Voss and Josh glanced at Turcotte. Unless they played their trump card, it was his case.

Turcotte nodded. “Absolutely. Nothing to see anyway.”

Coogan made a beeline for the exit, stepping onto the platform that had been pushed up against the aircraft and hurrying down the stairs. Josh and Voss followed, with Turcotte and Aria Fernandez bringing up the rear.
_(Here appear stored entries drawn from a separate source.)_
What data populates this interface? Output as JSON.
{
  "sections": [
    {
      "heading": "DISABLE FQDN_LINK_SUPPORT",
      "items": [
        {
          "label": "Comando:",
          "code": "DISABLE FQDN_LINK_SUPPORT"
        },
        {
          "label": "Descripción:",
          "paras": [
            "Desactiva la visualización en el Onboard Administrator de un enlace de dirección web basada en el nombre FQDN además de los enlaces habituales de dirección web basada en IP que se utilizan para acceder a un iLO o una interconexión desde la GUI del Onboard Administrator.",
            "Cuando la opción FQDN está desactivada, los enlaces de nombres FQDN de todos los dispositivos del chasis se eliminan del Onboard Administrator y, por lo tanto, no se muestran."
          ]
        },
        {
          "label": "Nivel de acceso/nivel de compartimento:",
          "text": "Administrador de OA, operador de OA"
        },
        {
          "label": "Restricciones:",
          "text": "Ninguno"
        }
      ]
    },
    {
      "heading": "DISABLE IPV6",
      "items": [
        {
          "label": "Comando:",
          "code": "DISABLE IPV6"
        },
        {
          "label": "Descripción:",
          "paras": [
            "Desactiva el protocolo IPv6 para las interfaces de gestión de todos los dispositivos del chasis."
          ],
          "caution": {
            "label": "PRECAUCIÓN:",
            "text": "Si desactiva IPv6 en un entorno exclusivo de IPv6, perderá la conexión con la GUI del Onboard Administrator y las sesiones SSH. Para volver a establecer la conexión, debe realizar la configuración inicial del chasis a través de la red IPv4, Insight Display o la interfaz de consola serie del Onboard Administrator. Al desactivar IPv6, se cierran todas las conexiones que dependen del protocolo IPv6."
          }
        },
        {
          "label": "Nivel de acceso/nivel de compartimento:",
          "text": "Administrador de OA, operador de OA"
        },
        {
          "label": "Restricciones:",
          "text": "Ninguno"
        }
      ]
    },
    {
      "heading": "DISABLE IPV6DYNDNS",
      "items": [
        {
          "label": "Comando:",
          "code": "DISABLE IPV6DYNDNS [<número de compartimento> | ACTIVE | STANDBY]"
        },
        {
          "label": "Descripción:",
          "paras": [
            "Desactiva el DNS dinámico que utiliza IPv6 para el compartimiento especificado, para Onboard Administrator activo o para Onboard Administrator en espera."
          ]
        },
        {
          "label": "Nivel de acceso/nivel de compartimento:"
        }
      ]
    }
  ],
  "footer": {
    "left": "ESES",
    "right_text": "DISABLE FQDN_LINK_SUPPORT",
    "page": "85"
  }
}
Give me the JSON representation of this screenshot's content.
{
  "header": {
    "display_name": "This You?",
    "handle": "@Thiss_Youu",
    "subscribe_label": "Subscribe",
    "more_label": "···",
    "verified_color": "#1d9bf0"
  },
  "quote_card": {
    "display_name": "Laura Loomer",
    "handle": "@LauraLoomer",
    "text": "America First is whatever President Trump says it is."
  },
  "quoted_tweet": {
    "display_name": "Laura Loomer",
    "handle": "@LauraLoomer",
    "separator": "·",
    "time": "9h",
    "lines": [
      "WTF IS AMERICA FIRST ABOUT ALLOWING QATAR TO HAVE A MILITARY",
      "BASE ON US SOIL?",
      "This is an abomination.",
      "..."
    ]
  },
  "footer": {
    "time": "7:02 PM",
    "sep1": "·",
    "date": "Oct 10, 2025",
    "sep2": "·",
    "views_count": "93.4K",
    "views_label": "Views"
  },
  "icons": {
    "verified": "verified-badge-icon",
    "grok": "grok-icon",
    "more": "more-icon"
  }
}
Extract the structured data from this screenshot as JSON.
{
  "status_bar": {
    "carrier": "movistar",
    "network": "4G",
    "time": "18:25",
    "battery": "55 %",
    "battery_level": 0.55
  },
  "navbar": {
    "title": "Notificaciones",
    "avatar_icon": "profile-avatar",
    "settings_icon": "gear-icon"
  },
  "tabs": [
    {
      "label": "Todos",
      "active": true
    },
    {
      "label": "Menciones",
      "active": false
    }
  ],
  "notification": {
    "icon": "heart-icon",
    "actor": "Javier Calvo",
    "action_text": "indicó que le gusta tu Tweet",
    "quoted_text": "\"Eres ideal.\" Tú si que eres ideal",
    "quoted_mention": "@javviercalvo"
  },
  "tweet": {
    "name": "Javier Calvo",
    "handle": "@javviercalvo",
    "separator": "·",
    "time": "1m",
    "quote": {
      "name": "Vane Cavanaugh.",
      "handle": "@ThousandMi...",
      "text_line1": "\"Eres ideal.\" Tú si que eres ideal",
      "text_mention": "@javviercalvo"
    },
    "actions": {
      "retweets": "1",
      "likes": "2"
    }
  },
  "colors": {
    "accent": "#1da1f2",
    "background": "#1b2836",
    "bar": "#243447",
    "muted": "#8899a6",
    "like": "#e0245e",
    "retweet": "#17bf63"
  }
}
On the tarmac, Nala Chang strode toward them accompanied by a pair of Boston police officers. Amongst the muddle of Massport, FBI, Massachusetts State Police, and Boston P.D. personnel were Lieutenant Arsenault from SOCOM and Norris from Black Pine. They had corralled a local detective and Josh didn’t like the huddle the three men seemed to be in. Turcotte held the reins on this case; they shouldn’t be speaking out of school to anyone without the FBI’s go-ahead.

Don’t jump to conclusions
, he told himself. Easier said than done, though, considering how much Norris got under his skin. Arsenault seemed like a straight shooter, though.
Maybe they’re just talking about the dead terrorist in the baggage compartment
.

“Cozy little tête-à-tête,” Voss muttered as she joined him on the tarmac.

Josh nodded.

Turcotte headed straight for Chang. Josh and Voss held back, letting Coogan and Aria pass them.
Troubleshooter
had many meanings, but for now they were just helpful observers.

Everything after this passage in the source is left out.